Even the system’s wireless capabilities provide an innovative feature–Street Pass. When your 3DS is in sleep mode, you can exchange data with other 3DS systems in your vicinity. This enables features like automatic battles in Street Fighter IV 3D. In both racing games Ridge Racer 3D and Asphalt 3D you share ghost data, so you can race against cars that reflect the best lap times of other players. Tony Key, Ubisoft’s SVP of Sales & Marketing, said, “The StreetPass feature will garner a lot of attention from players. StreetPass has enormous potential to create sophisticated meta-games.”

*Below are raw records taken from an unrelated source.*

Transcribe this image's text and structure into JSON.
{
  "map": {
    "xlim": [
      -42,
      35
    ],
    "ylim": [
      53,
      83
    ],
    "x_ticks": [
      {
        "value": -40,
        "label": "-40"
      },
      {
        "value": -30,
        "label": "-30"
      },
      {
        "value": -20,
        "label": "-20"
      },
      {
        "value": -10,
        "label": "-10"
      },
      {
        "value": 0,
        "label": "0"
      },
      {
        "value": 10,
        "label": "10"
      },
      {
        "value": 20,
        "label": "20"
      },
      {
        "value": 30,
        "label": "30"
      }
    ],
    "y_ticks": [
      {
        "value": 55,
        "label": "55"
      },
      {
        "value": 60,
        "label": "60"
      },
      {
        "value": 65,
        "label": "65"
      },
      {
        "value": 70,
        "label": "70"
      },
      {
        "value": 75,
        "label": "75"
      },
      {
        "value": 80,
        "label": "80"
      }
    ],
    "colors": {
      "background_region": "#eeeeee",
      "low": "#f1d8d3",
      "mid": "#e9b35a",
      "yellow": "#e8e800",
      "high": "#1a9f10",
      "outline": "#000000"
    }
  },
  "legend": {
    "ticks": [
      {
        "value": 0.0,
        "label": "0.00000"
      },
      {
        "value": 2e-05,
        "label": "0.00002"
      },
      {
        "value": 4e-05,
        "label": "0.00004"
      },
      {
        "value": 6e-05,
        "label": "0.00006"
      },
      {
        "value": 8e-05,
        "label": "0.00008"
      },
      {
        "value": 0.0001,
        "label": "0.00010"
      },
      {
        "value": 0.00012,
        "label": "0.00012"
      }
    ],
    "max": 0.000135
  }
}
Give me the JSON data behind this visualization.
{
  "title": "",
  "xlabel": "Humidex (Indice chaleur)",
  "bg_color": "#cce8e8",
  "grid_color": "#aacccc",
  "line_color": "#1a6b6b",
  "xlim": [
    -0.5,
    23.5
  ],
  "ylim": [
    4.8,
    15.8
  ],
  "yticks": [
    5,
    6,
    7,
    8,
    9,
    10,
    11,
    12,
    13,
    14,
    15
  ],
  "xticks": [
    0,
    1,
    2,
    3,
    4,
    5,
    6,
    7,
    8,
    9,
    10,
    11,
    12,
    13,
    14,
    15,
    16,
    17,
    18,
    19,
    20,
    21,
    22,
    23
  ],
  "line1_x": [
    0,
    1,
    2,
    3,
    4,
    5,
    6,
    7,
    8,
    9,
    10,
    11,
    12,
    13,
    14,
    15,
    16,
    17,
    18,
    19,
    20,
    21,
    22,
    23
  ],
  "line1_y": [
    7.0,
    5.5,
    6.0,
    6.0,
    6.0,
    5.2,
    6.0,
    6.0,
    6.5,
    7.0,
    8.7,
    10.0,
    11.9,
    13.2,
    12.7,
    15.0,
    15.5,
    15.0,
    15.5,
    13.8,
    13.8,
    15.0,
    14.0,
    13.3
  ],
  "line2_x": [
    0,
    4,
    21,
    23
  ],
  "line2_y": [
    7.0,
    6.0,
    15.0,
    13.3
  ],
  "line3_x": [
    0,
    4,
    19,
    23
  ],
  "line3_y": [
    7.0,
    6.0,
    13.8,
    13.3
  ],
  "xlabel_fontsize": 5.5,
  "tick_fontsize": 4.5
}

All of these features create new opportunities for game developers to create unique experiences–even the 3-D graphics are just ripe for brand-new types of games. The control innovations coupled with the innovations carrying over from the Nintendo DS–dual screens, touchscreen controls, and voice controls via microphone–create a portable gaming package that will provide gameplay previously unseen. “Working on a new platform is always exciting; our development teams get to flex their creativity on designing games,” said Key.
It isn’t really surprising, since Nintendo has a history of leading the gaming industry. When the Nintendo Entertainment System game out in 1986, it reinvigorated the space, and had a handful of new features: games complex enough to last more than the handful of minutes like Atari games, or games with batteries so you could save your progress and resume your game later–which allowed lengthy quests like the original Legend of Zelda.
With each machine they released, Nintendo continued evolving: the Gameboy was the first portable system with cartridges to switch titles; Super Nintendo added shoulder buttons to controllers, along with rudimentary 3-D sprites; the Nintendo 64 had the first controller with analog controls for precise movements; the Game Cube console and Gameboy Advance handheld had interconnectivity for unique gameplay opportunities, such as Pac Man Vs. and Zelda: Four Swords Adventure; and Nintendo DS had the aforementioned mic, touchscreen, and dual-screen design. Most recently and emphatically, the Wii’s motion controls and Mii system for creating cute versions of players left a huge impact on the game industry, evidenced by Sony and Microsoft’s later strategies (Move and Kinect for motion controls, PlayStation Home and Avatars matching Miis).
As a gamer who has played since the original NES was released, I have seen each generation of system and accompanying innovations change gaming. And now I have seen true 3-D graphics and watched a printed image of ink come to life through AR with the Nintendo 3DS. And so gaming has evolved again.